The easiest way to create an ArrowArrayStream is from a list of arrays or objects that can be converted to an array using as_nanoarrow_array():

stream <- basic_array_stream(
  list(
    data.frame(col1 = c(1.1, 2.2)),
    data.frame(col1 = c(3.3, 4.4))
  )
)

You can pull batches from the stream using the $get_next() method. The last batch will return NULL.

stream$get_next()
#> <nanoarrow_array struct[2]>
#>  $ length    : int 2
#>  $ null_count: int 0
#>  $ offset    : int 0
#>  $ buffers   :List of 1
#>   ..$ :<nanoarrow_buffer validity<bool>[0][0 b]> ``
#>  $ children  :List of 1
#>   ..$ col1:<nanoarrow_array double[2]>
#>   .. ..$ length    : int 2
#>   .. ..$ null_count: int 0
#>   .. ..$ offset    : int 0
#>   .. ..$ buffers   :List of 2
#>   .. .. ..$ :<nanoarrow_buffer validity<bool>[0][0 b]> ``
#>   .. .. ..$ :<nanoarrow_buffer data<double>[2][16 b]> `1.1 2.2`
#>   .. ..$ dictionary: NULL
#>   .. ..$ children  : list()
#>  $ dictionary: NULL
stream$get_next()
#> <nanoarrow_array struct[2]>
#>  $ length    : int 2
#>  $ null_count: int 0
#>  $ offset    : int 0
#>  $ buffers   :List of 1
#>   ..$ :<nanoarrow_buffer validity<bool>[0][0 b]> ``
#>  $ children  :List of 1
#>   ..$ col1:<nanoarrow_array double[2]>
#>   .. ..$ length    : int 2
#>   .. ..$ null_count: int 0
#>   .. ..$ offset    : int 0
#>   .. ..$ buffers   :List of 2
#>   .. .. ..$ :<nanoarrow_buffer validity<bool>[0][0 b]> ``
#>   .. .. ..$ :<nanoarrow_buffer data<double>[2][16 b]> `3.3 4.4`
#>   .. ..$ dictionary: NULL
#>   .. ..$ children  : list()
#>  $ dictionary: NULL
stream$get_next()
#> NULL

You can pull all the batches into a data.frame() by calling as.data.frame() or as.vector():

stream <- basic_array_stream(
  list(
    data.frame(col1 = c(1.1, 2.2)),
    data.frame(col1 = c(3.3, 4.4))
  )
)

as.data.frame(stream)
#>   col1
#> 1  1.1
#> 2  2.2
#> 3  3.3
#> 4  4.4

After consuming a stream, you should call the release method as soon as you can. This lets the implementation of the stream release any resources (like open files) it may be holding in a more predictable way than waiting for the garbage collector to clean up the object.
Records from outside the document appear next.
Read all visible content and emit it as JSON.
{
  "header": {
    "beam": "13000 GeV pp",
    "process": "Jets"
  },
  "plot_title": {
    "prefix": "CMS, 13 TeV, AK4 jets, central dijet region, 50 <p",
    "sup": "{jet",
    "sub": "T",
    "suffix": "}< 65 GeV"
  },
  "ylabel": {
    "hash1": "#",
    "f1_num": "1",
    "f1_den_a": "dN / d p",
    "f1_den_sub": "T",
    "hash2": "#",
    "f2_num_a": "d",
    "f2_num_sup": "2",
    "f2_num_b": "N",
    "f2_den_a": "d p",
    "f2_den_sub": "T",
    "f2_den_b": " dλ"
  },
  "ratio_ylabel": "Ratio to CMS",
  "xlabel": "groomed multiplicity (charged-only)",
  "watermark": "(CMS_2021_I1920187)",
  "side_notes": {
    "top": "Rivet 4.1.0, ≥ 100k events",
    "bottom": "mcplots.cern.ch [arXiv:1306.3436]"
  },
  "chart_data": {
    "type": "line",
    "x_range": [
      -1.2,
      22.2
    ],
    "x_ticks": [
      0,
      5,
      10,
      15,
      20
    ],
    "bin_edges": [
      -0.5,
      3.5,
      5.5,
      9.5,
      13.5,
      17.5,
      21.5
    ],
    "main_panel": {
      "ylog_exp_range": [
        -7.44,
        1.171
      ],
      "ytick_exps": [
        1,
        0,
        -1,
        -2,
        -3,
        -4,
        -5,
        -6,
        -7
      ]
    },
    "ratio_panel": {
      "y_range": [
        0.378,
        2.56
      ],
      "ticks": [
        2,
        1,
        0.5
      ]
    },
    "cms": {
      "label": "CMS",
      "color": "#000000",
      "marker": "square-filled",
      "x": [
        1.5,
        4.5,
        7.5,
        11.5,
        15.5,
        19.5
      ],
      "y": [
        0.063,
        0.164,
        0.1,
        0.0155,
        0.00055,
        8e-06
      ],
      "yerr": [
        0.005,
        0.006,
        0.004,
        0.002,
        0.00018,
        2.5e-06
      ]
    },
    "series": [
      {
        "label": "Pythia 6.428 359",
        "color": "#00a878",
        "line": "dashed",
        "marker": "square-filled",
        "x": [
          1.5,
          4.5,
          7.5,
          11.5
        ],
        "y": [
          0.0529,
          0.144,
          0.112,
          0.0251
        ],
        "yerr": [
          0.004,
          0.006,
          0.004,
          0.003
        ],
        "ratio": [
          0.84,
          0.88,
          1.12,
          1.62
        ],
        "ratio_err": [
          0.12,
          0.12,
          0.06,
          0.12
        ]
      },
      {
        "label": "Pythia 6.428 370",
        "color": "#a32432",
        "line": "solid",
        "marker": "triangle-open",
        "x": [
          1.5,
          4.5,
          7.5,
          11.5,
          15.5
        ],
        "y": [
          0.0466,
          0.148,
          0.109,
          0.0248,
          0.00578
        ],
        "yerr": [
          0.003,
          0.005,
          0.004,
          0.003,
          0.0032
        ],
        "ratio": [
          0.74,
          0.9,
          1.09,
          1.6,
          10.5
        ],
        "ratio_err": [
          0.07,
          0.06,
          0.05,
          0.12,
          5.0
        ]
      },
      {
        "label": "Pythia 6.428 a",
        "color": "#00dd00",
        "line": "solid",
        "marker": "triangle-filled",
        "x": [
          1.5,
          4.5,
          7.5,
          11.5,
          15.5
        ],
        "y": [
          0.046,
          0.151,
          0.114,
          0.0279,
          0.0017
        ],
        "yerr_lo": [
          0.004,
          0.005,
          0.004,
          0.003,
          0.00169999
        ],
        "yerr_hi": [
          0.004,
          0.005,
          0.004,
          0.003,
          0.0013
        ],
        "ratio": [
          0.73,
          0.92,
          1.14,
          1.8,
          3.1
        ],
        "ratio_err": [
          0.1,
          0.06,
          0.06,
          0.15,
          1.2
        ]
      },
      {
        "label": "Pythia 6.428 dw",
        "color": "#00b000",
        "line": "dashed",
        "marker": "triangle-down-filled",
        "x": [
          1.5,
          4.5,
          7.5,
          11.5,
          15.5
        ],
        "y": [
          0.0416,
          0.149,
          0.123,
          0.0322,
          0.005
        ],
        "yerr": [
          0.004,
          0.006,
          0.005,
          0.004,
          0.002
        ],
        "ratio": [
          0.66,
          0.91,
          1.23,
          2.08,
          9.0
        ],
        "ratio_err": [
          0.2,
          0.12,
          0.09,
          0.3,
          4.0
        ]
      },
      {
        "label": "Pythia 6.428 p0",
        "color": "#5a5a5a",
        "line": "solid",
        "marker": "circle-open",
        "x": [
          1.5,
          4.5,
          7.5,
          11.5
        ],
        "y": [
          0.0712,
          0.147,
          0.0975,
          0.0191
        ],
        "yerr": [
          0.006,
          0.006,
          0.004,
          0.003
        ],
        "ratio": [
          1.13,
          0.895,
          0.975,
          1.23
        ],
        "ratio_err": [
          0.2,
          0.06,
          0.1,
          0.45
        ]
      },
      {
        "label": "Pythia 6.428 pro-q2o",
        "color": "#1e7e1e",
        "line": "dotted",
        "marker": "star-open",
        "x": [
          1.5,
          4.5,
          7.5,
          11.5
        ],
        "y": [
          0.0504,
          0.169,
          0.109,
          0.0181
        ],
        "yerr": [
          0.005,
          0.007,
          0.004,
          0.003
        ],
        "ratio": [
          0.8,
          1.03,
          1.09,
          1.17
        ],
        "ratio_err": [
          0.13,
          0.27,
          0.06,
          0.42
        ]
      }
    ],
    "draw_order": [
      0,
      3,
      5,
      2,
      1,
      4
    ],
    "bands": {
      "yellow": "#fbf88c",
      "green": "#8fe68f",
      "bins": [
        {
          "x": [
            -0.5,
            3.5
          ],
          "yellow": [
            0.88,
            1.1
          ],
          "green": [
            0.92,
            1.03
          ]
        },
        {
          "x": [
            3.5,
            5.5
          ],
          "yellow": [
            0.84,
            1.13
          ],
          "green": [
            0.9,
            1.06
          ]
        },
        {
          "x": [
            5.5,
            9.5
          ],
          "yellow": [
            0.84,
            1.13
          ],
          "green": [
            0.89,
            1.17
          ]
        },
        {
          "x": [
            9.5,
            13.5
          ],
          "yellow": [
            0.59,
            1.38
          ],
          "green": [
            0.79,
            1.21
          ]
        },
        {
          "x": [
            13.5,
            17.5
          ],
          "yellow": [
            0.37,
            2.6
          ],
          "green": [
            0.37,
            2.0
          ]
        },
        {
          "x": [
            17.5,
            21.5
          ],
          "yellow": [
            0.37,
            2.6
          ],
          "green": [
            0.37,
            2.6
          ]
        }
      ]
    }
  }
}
Integration with the arrow package

The nanoarrow package implements as_nanoarrow_schema(), as_nanoarrow_array(), and as_nanoarrow_array_stream() for most arrow package types. Similarly, it implements arrow::as_arrow_array(), arrow::as_record_batch(), arrow::as_arrow_table(), arrow::as_record_batch_reader(), arrow::infer_type(), arrow::as_data_type(), and arrow::as_schema() for nanoarrow objects such that you can pass equivalent nanoarrow objects into many arrow functions and vice versa.